Deutsche Krankenhäuser kämpfen um ihre finanzielle Überlebensfähigkeit
Friederike RuppersbergerDeutsche Krankenhäuser kämpfen um ihre finanzielle Überlebensfähigkeit
Deutsche Krankenhäuser stehen vor massiven finanziellen Belastungen – viele kämpfen mittlerweile darum, ihre Grundkosten zu decken. Eine aktuelle Umfrage zeigt, dass 74 Prozent der Kliniken ihre wirtschaftliche Lage inzwischen als schlecht bewerten. Dies wirft Fragen nach ihrer weiteren Betriebsfähigkeit auf.
Die zwischen dem 17. und 22. April 2026 erhobenen Daten belegen, dass die meisten Krankenhäuser über erschreckend geringe Liquiditätsreserven verfügen. Im Schnitt reichen diese nur für sechs Wochen, um die laufenden Ausgaben zu finanzieren. Lediglich 9 Prozent der Häuser können ihre Betriebskosten auf unbestimmte Zeit aus bestehenden Mitteln bestreiten.
Besonders betroffen sind große Kliniken mit 600 oder mehr Betten – 95 Prozent von ihnen stufen ihre finanzielle Situation als prekär ein. Gleichzeitig erwarten 79 Prozent der ländlichen Krankenhäuser eine weitere Verschlechterung ihrer Lage in den kommenden sechs Monaten. Insgesamt rechnen 59 Prozent aller Kliniken mit einer Verschärfung ihrer finanziellen Probleme innerhalb eines halben Jahres.

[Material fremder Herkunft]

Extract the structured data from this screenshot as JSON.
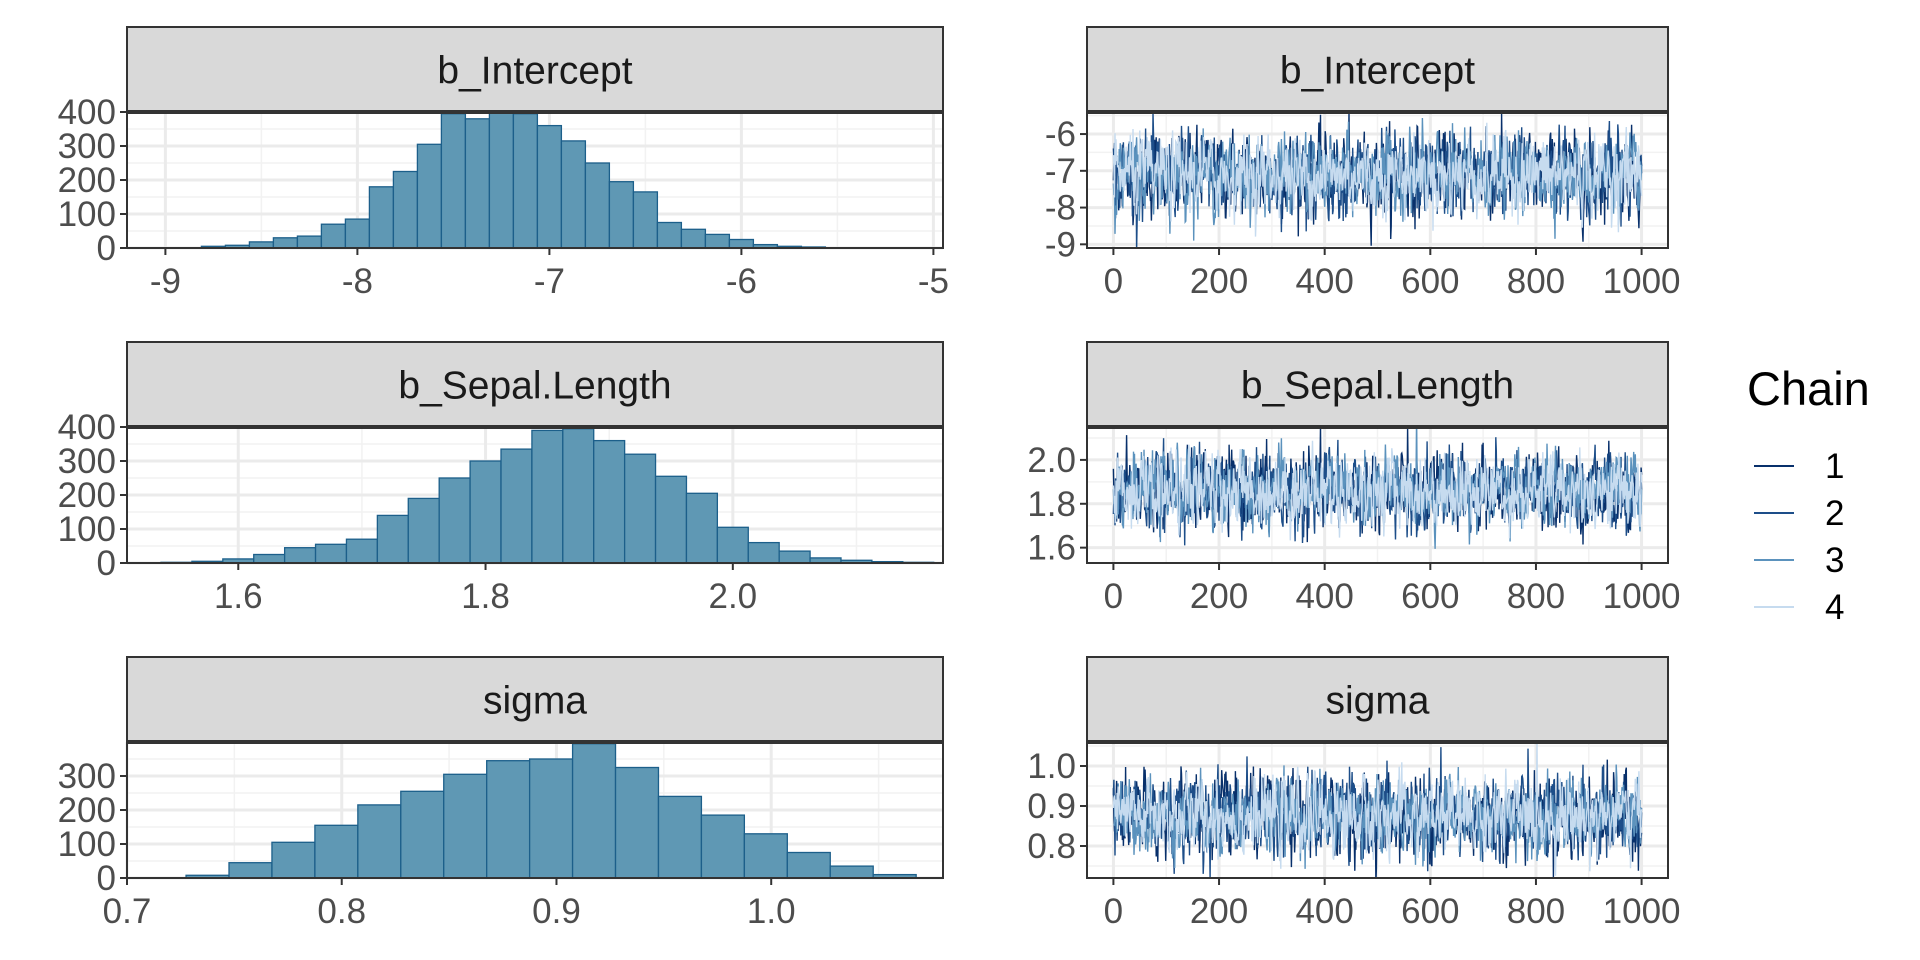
{
  "legend": {
    "title": "Chain",
    "entries": [
      {
        "label": "1",
        "color": "#08306b"
      },
      {
        "label": "2",
        "color": "#1d4e89"
      },
      {
        "label": "3",
        "color": "#5b92bd"
      },
      {
        "label": "4",
        "color": "#c6dbef"
      }
    ]
  },
  "chart_data": [
    {
      "type": "bar",
      "title": "b_Intercept",
      "x": [
        -8.75,
        -8.625,
        -8.5,
        -8.375,
        -8.25,
        -8.125,
        -8.0,
        -7.875,
        -7.75,
        -7.625,
        -7.5,
        -7.375,
        -7.25,
        -7.125,
        -7.0,
        -6.875,
        -6.75,
        -6.625,
        -6.5,
        -6.375,
        -6.25,
        -6.125,
        -6.0,
        -5.875,
        -5.75,
        -5.625,
        -5.5
      ],
      "values": [
        5,
        8,
        18,
        30,
        35,
        70,
        85,
        180,
        225,
        305,
        395,
        380,
        405,
        395,
        360,
        315,
        250,
        195,
        165,
        75,
        55,
        40,
        25,
        10,
        5,
        3,
        1
      ],
      "xlim": [
        -9.2,
        -4.95
      ],
      "ylim": [
        0,
        400
      ],
      "x_ticks": [
        -9,
        -8,
        -7,
        -6,
        -5
      ],
      "y_ticks": [
        0,
        100,
        200,
        300,
        400
      ]
    },
    {
      "type": "line",
      "title": "b_Intercept",
      "xlim": [
        -50,
        1050
      ],
      "ylim": [
        -9.1,
        -5.4
      ],
      "x_ticks": [
        0,
        200,
        400,
        600,
        800,
        1000
      ],
      "y_ticks": [
        -9,
        -8,
        -7,
        -6
      ],
      "chains": [
        {
          "chain": "1",
          "mean": -7.1,
          "sd": 0.55
        },
        {
          "chain": "2",
          "mean": -7.1,
          "sd": 0.55
        },
        {
          "chain": "3",
          "mean": -7.1,
          "sd": 0.5
        },
        {
          "chain": "4",
          "mean": -7.1,
          "sd": 0.5
        }
      ]
    },
    {
      "type": "bar",
      "title": "b_Sepal.Length",
      "x": [
        1.55,
        1.575,
        1.6,
        1.625,
        1.65,
        1.675,
        1.7,
        1.725,
        1.75,
        1.775,
        1.8,
        1.825,
        1.85,
        1.875,
        1.9,
        1.925,
        1.95,
        1.975,
        2.0,
        2.025,
        2.05,
        2.075,
        2.1,
        2.125,
        2.15
      ],
      "values": [
        2,
        5,
        12,
        25,
        45,
        55,
        70,
        140,
        190,
        250,
        300,
        335,
        390,
        395,
        360,
        320,
        255,
        205,
        105,
        60,
        35,
        15,
        8,
        4,
        2
      ],
      "xlim": [
        1.51,
        2.17
      ],
      "ylim": [
        0,
        400
      ],
      "x_ticks": [
        1.6,
        1.8,
        2.0
      ],
      "y_ticks": [
        0,
        100,
        200,
        300,
        400
      ]
    },
    {
      "type": "line",
      "title": "b_Sepal.Length",
      "xlim": [
        -50,
        1050
      ],
      "ylim": [
        1.53,
        2.15
      ],
      "x_ticks": [
        0,
        200,
        400,
        600,
        800,
        1000
      ],
      "y_ticks": [
        1.6,
        1.8,
        2.0
      ],
      "chains": [
        {
          "chain": "1",
          "mean": 1.86,
          "sd": 0.085
        },
        {
          "chain": "2",
          "mean": 1.86,
          "sd": 0.085
        },
        {
          "chain": "3",
          "mean": 1.86,
          "sd": 0.08
        },
        {
          "chain": "4",
          "mean": 1.86,
          "sd": 0.08
        }
      ]
    },
    {
      "type": "bar",
      "title": "sigma",
      "x": [
        0.7375,
        0.7575,
        0.7775,
        0.7975,
        0.8175,
        0.8375,
        0.8575,
        0.8775,
        0.8975,
        0.9175,
        0.9375,
        0.9575,
        0.9775,
        0.9975,
        1.0175,
        1.0375,
        1.0575
      ],
      "values": [
        8,
        45,
        105,
        155,
        215,
        255,
        305,
        345,
        350,
        395,
        325,
        240,
        185,
        130,
        75,
        35,
        10
      ],
      "xlim": [
        0.7,
        1.08
      ],
      "ylim": [
        0,
        400
      ],
      "x_ticks": [
        0.7,
        0.8,
        0.9,
        1.0
      ],
      "y_ticks": [
        0,
        100,
        200,
        300
      ]
    },
    {
      "type": "line",
      "title": "sigma",
      "xlim": [
        -50,
        1050
      ],
      "ylim": [
        0.72,
        1.06
      ],
      "x_ticks": [
        0,
        200,
        400,
        600,
        800,
        1000
      ],
      "y_ticks": [
        0.8,
        0.9,
        1.0
      ],
      "chains": [
        {
          "chain": "1",
          "mean": 0.875,
          "sd": 0.05
        },
        {
          "chain": "2",
          "mean": 0.875,
          "sd": 0.05
        },
        {
          "chain": "3",
          "mean": 0.875,
          "sd": 0.045
        },
        {
          "chain": "4",
          "mean": 0.875,
          "sd": 0.045
        }
      ]
    }
  ]
}
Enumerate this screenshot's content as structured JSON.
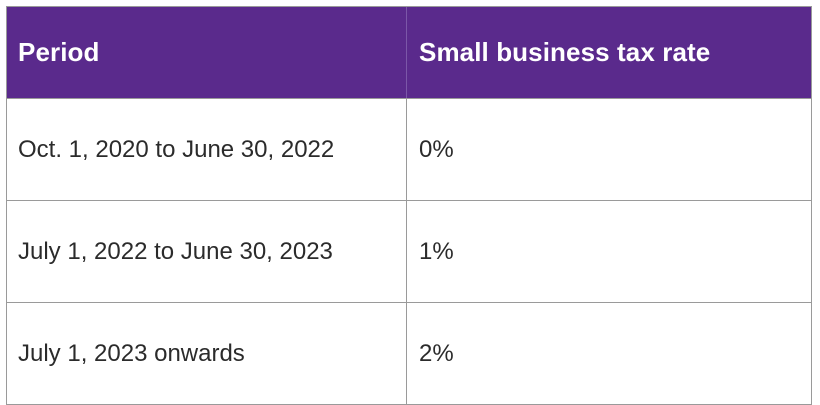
{
  "table": {
    "headers": [
      "Period",
      "Small business tax rate"
    ],
    "rows": [
      [
        "Oct. 1, 2020 to June 30, 2022",
        "0%"
      ],
      [
        "July 1, 2022 to June 30, 2023",
        "1%"
      ],
      [
        "July 1, 2023 onwards",
        "2%"
      ]
    ]
  },
  "colors": {
    "header_background": "#5a2a8c",
    "header_text": "#ffffff",
    "border": "#9a9a9a",
    "body_text": "#2b2b2b"
  }
}
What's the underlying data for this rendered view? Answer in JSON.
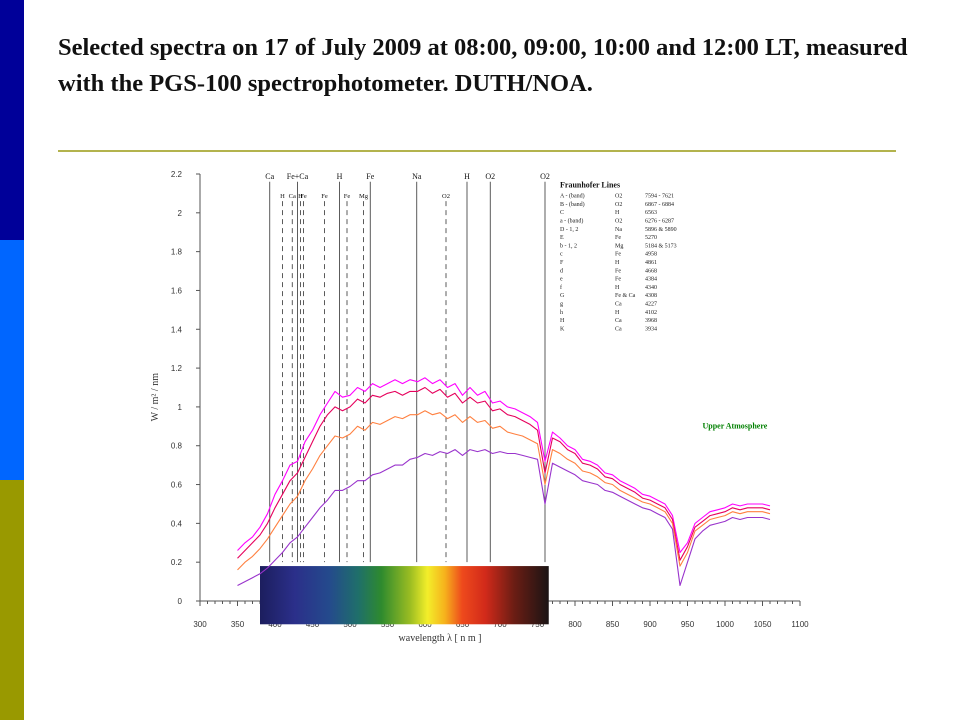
{
  "slide": {
    "title": "Selected spectra on 17 of July 2009 at 08:00, 09:00, 10:00 and 12:00 LT, measured with the PGS-100 spectrophotometer. DUTH/NOA.",
    "accent_colors": [
      "#000099",
      "#0066ff",
      "#999900"
    ],
    "rule_color": "#b3b34d"
  },
  "chart_data": {
    "type": "line",
    "title": "",
    "xlabel": "wavelength  λ    [ n m ]",
    "ylabel": "W / m² / nm",
    "xlim": [
      300,
      1100
    ],
    "ylim": [
      0,
      2.2
    ],
    "x_ticks": [
      300,
      350,
      400,
      450,
      500,
      550,
      600,
      650,
      700,
      750,
      800,
      850,
      900,
      950,
      1000,
      1050,
      1100
    ],
    "y_ticks": [
      0,
      0.2,
      0.4,
      0.6,
      0.8,
      1,
      1.2,
      1.4,
      1.6,
      1.8,
      2,
      2.2
    ],
    "y_tick_labels": [
      "0",
      "0.2",
      "0.4",
      "0.6",
      "0.8",
      "1",
      "1.2",
      "1.4",
      "1.6",
      "1.8",
      "2",
      "2.2"
    ],
    "grid": false,
    "annotation": "Upper Atmosphere",
    "annotation_color": "#008000",
    "x": [
      350,
      360,
      370,
      380,
      390,
      400,
      410,
      420,
      430,
      440,
      450,
      460,
      470,
      480,
      490,
      500,
      510,
      520,
      530,
      540,
      550,
      560,
      570,
      580,
      590,
      600,
      610,
      620,
      630,
      640,
      650,
      660,
      670,
      680,
      690,
      700,
      710,
      720,
      730,
      740,
      750,
      760,
      770,
      780,
      790,
      800,
      810,
      820,
      830,
      840,
      850,
      860,
      870,
      880,
      890,
      900,
      910,
      920,
      930,
      940,
      950,
      960,
      970,
      980,
      990,
      1000,
      1010,
      1020,
      1030,
      1040,
      1050,
      1060
    ],
    "series": [
      {
        "color": "#ff00ff",
        "values": [
          0.26,
          0.3,
          0.33,
          0.38,
          0.45,
          0.55,
          0.62,
          0.7,
          0.72,
          0.82,
          0.88,
          0.96,
          1.02,
          1.08,
          1.05,
          1.06,
          1.1,
          1.08,
          1.12,
          1.1,
          1.12,
          1.14,
          1.12,
          1.14,
          1.13,
          1.15,
          1.12,
          1.14,
          1.1,
          1.12,
          1.06,
          1.1,
          1.06,
          1.08,
          1.02,
          1.03,
          1.0,
          0.99,
          0.97,
          0.95,
          0.92,
          0.72,
          0.87,
          0.84,
          0.8,
          0.78,
          0.73,
          0.72,
          0.7,
          0.66,
          0.65,
          0.62,
          0.6,
          0.58,
          0.55,
          0.54,
          0.52,
          0.5,
          0.44,
          0.25,
          0.3,
          0.4,
          0.43,
          0.46,
          0.47,
          0.48,
          0.5,
          0.49,
          0.5,
          0.5,
          0.5,
          0.49
        ]
      },
      {
        "color": "#e6005c",
        "values": [
          0.22,
          0.26,
          0.3,
          0.34,
          0.4,
          0.48,
          0.55,
          0.62,
          0.66,
          0.74,
          0.82,
          0.9,
          0.96,
          1.0,
          0.98,
          1.0,
          1.04,
          1.02,
          1.06,
          1.05,
          1.07,
          1.08,
          1.06,
          1.08,
          1.08,
          1.1,
          1.07,
          1.09,
          1.05,
          1.07,
          1.02,
          1.05,
          1.02,
          1.03,
          0.98,
          0.99,
          0.96,
          0.95,
          0.93,
          0.91,
          0.88,
          0.66,
          0.84,
          0.82,
          0.78,
          0.76,
          0.71,
          0.7,
          0.68,
          0.64,
          0.63,
          0.6,
          0.58,
          0.56,
          0.53,
          0.52,
          0.5,
          0.48,
          0.42,
          0.21,
          0.28,
          0.38,
          0.41,
          0.44,
          0.45,
          0.46,
          0.48,
          0.47,
          0.48,
          0.48,
          0.48,
          0.47
        ]
      },
      {
        "color": "#ff8040",
        "values": [
          0.16,
          0.2,
          0.23,
          0.27,
          0.32,
          0.38,
          0.44,
          0.5,
          0.54,
          0.62,
          0.68,
          0.75,
          0.8,
          0.85,
          0.84,
          0.86,
          0.9,
          0.88,
          0.92,
          0.91,
          0.93,
          0.95,
          0.94,
          0.96,
          0.96,
          0.98,
          0.96,
          0.97,
          0.94,
          0.96,
          0.92,
          0.95,
          0.92,
          0.93,
          0.89,
          0.9,
          0.87,
          0.86,
          0.85,
          0.83,
          0.81,
          0.6,
          0.78,
          0.76,
          0.73,
          0.71,
          0.67,
          0.66,
          0.64,
          0.61,
          0.6,
          0.57,
          0.55,
          0.53,
          0.51,
          0.5,
          0.48,
          0.46,
          0.4,
          0.18,
          0.25,
          0.36,
          0.39,
          0.42,
          0.43,
          0.44,
          0.46,
          0.45,
          0.46,
          0.46,
          0.46,
          0.45
        ]
      },
      {
        "color": "#9933cc",
        "values": [
          0.08,
          0.1,
          0.12,
          0.14,
          0.17,
          0.21,
          0.25,
          0.3,
          0.33,
          0.38,
          0.43,
          0.48,
          0.52,
          0.57,
          0.57,
          0.59,
          0.62,
          0.62,
          0.65,
          0.66,
          0.68,
          0.7,
          0.7,
          0.73,
          0.74,
          0.76,
          0.75,
          0.77,
          0.76,
          0.78,
          0.75,
          0.78,
          0.77,
          0.78,
          0.76,
          0.77,
          0.76,
          0.76,
          0.75,
          0.74,
          0.73,
          0.5,
          0.71,
          0.69,
          0.67,
          0.65,
          0.62,
          0.61,
          0.6,
          0.57,
          0.56,
          0.54,
          0.52,
          0.5,
          0.48,
          0.47,
          0.45,
          0.43,
          0.37,
          0.08,
          0.2,
          0.32,
          0.36,
          0.39,
          0.4,
          0.41,
          0.43,
          0.42,
          0.43,
          0.43,
          0.43,
          0.42
        ]
      }
    ],
    "fraunhofer_markers": [
      {
        "label": "Ca",
        "x": 393,
        "row": "top",
        "style": "solid"
      },
      {
        "label": "Fe+Ca",
        "x": 430,
        "row": "top",
        "style": "solid"
      },
      {
        "label": "H",
        "x": 486,
        "row": "top",
        "style": "solid"
      },
      {
        "label": "Fe",
        "x": 527,
        "row": "top",
        "style": "solid"
      },
      {
        "label": "Na",
        "x": 589,
        "row": "top",
        "style": "solid"
      },
      {
        "label": "H",
        "x": 656,
        "row": "top",
        "style": "solid"
      },
      {
        "label": "O2",
        "x": 687,
        "row": "top",
        "style": "solid"
      },
      {
        "label": "O2",
        "x": 760,
        "row": "top",
        "style": "solid"
      },
      {
        "label": "H",
        "x": 410,
        "row": "second",
        "style": "dashed"
      },
      {
        "label": "Ca",
        "x": 423,
        "row": "second",
        "style": "dashed"
      },
      {
        "label": "H",
        "x": 434,
        "row": "second",
        "style": "dashed"
      },
      {
        "label": "Fe",
        "x": 438,
        "row": "second",
        "style": "dashed"
      },
      {
        "label": "Fe",
        "x": 466,
        "row": "second",
        "style": "dashed"
      },
      {
        "label": "Fe",
        "x": 496,
        "row": "second",
        "style": "dashed"
      },
      {
        "label": "Mg",
        "x": 518,
        "row": "second",
        "style": "dashed"
      },
      {
        "label": "O2",
        "x": 628,
        "row": "second",
        "style": "dashed"
      }
    ],
    "fraunhofer_table": {
      "title": "Fraunhofer Lines",
      "rows": [
        [
          "A - (band)",
          "O2",
          "7594 - 7621"
        ],
        [
          "B - (band)",
          "O2",
          "6867 - 6884"
        ],
        [
          "C",
          "H",
          "6563"
        ],
        [
          "a - (band)",
          "O2",
          "6276 - 6287"
        ],
        [
          "D - 1, 2",
          "Na",
          "5896 & 5890"
        ],
        [
          "E",
          "Fe",
          "5270"
        ],
        [
          "b - 1, 2",
          "Mg",
          "5184 & 5173"
        ],
        [
          "c",
          "Fe",
          "4958"
        ],
        [
          "F",
          "H",
          "4861"
        ],
        [
          "d",
          "Fe",
          "4668"
        ],
        [
          "e",
          "Fe",
          "4384"
        ],
        [
          "f",
          "H",
          "4340"
        ],
        [
          "G",
          "Fe & Ca",
          "4308"
        ],
        [
          "g",
          "Ca",
          "4227"
        ],
        [
          "h",
          "H",
          "4102"
        ],
        [
          "H",
          "Ca",
          "3968"
        ],
        [
          "K",
          "Ca",
          "3934"
        ]
      ]
    },
    "spectrum_strip": {
      "x_start": 380,
      "x_end": 765
    }
  }
}
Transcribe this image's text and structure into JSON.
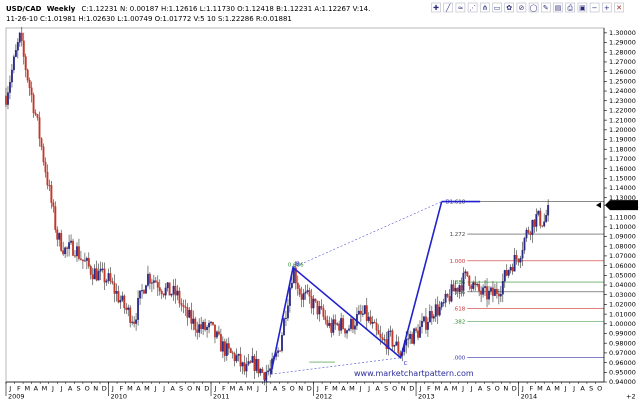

Die Krise wirkt sich bereits auf die Personalkosten aus: Einige Häuser sind unsicher, ob sie die Jahresendprämien für ihre Mitarbeiter finanzieren können. DKG-Präsident Gerald Gaß warnte, dass ohne sofortige Gegenmaßnahmen die finanzielle Überlastung zu einem strukturellen Zusammenbruch der Krankenhausversorgung in Deutschland führen könnte. Die Umfrage wurde durchgeführt, bevor die vollen Auswirkungen der Sparpläne der Bundesregierung spürbar wurden.
Die Kliniken stehen nun vor einer kritischen Phase – mit schrumpfenden Rücklagen und düsteren Finanzprognosen. Ohne gezielte Hilfen könnte die Fähigkeit, Leistungen aufrechtzuerhalten und Personal zu bezahlen, ernsthaft gefährdet sein. Die Situation unterstreicht den wachsenden Druck auf die deutsche Gesundheitsinfrastruktur.